Ce jour-là, Hollande et Tusk ont également parlé défense – le ministre concerné Jean-Yves Le Drian était aussi sur place, lui qui a rencontré près d’une dizaine de fois son homologue polonais depuis deux ans. Les Polonais ont participé, même a minima, aux opérations françaises au Mali (soutien à la formation et fourniture de matériel) et en Centrafrique. Et la France vient d’envoyer quatre chasseurs Rafale en Pologne pour appuyer les patrouilles de surveillance dans le ciel des pays baltes, inquiets de la politique russe en Ukraine.

Mais les efforts faits par les Polonais se paient aussi sur le terrain énergétique. Varsovie est très inquiète de sa dépendance énergétique vis-à-vis du géant russe – la situation ukrainienne n’a fait que renforcer ses craintes – et préfère conserver ses centrales à charbon très polluantes plutôt qu’augmenter ses importations de gaz russe. La Pologne a aussi rêvé exploiter les réserves de gaz de schiste qu’on lui prédisait gigantesques dans son sous-sol (un choix de plus en plus contesté par la population). « Ils cherchent une autonomie énergétique à tout prix », explique Le Foll.

Résultat : la France n’a pas milité auprès de l’Union pour que celle-ci fasse figurer l’interdiction de la fracturation hydraulique (pourtant bannie dans l’Hexagone) au niveau européen. Un geste qui fait plaisir à la Pologne, mais dans l’intérêt bien compris de la France qui n’a pas franchement envie que Bruxelles vienne mettre son nez dans le mix énergétique des États membres. Encore moins dans un pays qui défend coûte que coûte son énergie nucléaire, susceptible d’intéresser les Polonais. « Surtout, en échange, on pouvait garder les aides d'Etat sur le nucléaire! », rappelle un conseiller du quai d'Orsay. 

En dépit de son enthousiasme de départ, la France n’est pas apparue en pointe lors des premières discussions sur le paquet climat-énergie (lire notre article) qui doit garantir la réduction de 40 % des rejets de gaz à effet de serre d’ici 2030 et une part de 27 % dans la production d’énergie assurée par les renouvelables. « La France a veillé à garantir des objectifs européens qui ne remettent pas en cause les mix énergétiques des États », rapporte pudiquement l’ex-ministre des affaires européennes Thierry Repentin.
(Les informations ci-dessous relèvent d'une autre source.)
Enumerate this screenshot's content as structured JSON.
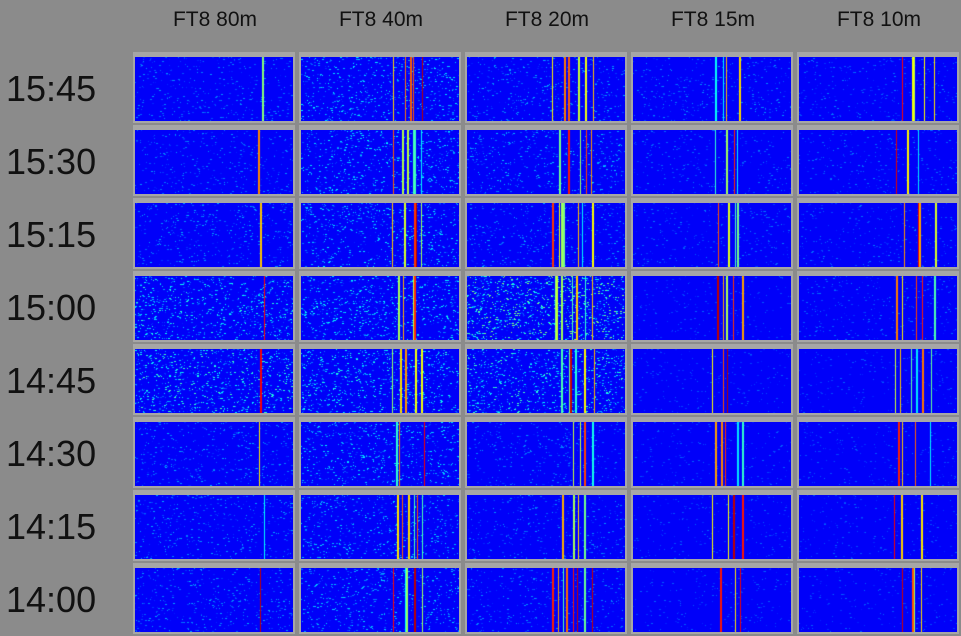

En espérant que la Pologne, un des rares pays européens à avoir échappé à la récession depuis 2008 et où de très nombreuses entreprises françaises sont présentes, lui en soit reconnaissante.

Mais pour obtenir un accord européen, indispensable à la réussite de la conférence sur le climat prévue à Paris en 2015, la France sait déjà qu'elle devra faire d'importantes concessions à son nouvel ami polonais. « Tout ça va nous coûter très cher... », soupire un diplomate.

BOITE NOIREToutes les personnes citées ont été jointes par téléphone.

L'idée de cet article m'est venu cet hiver quand, lors de rencontres informelles avec des membres du gouvernement, alors dirigé par Jean-Marc Ayrault, plusieurs ministres ont évoqué spontanément leurs allers-retours à Varsovie et leur coopération avec la Pologne. Leur enthousiasme m'avait alors intriguée. J'ai ensuite attendu l'occasion de m'y pencher. La visite de François Hollande début juin en est une. 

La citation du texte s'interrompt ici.